There has been placed before me a Dissent to. the Courts holding, written by my colleague, Judge Brett. The Dissent closes with the observation that this Court should hold “that males under eighteen years of age who are charged with the commission of a crime, are — like females — juveniles.”

Cannot it be as logically argued that with the lowering of the voting age; with the advent of eighteen year olds serving on juries and passing judgment of their fellow man, that this Court should not follow what seems to be a National trend and also lower the age of juveniles to sixteen, or even fifteen?

Have we, in this so-called enlightened time, forgotten the basic structure of our Republic?

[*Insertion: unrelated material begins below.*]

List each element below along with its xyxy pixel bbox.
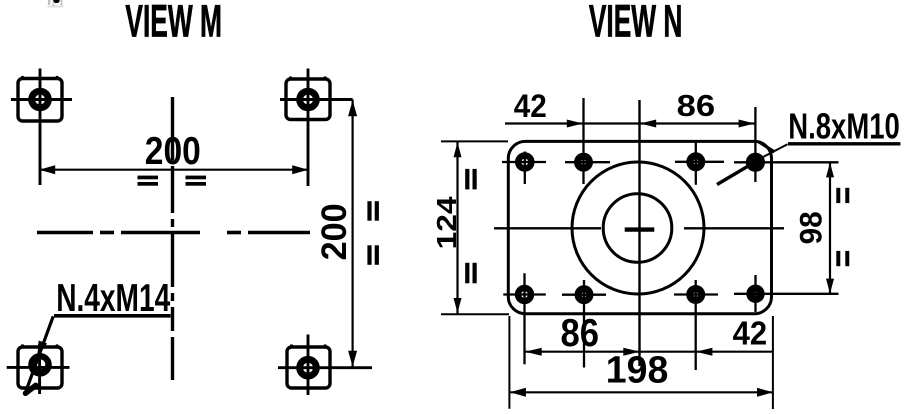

Are we to ignore the fundamental constitutional concept of separation of powers between the Legislative, Executive, and Judicial branches of government?

Clearly, the establishment of a non-discriminatory age to govern juvenile proceedings is a matter of public policy, and rests exclusively with the Legislature and not with the Courts. Unquestionably, one of the major areas of public discontent with the judiciary is the tendency on the part of some judges to substitute their own “legislative judgment” for that of constitutionally formed and acting Legislatures.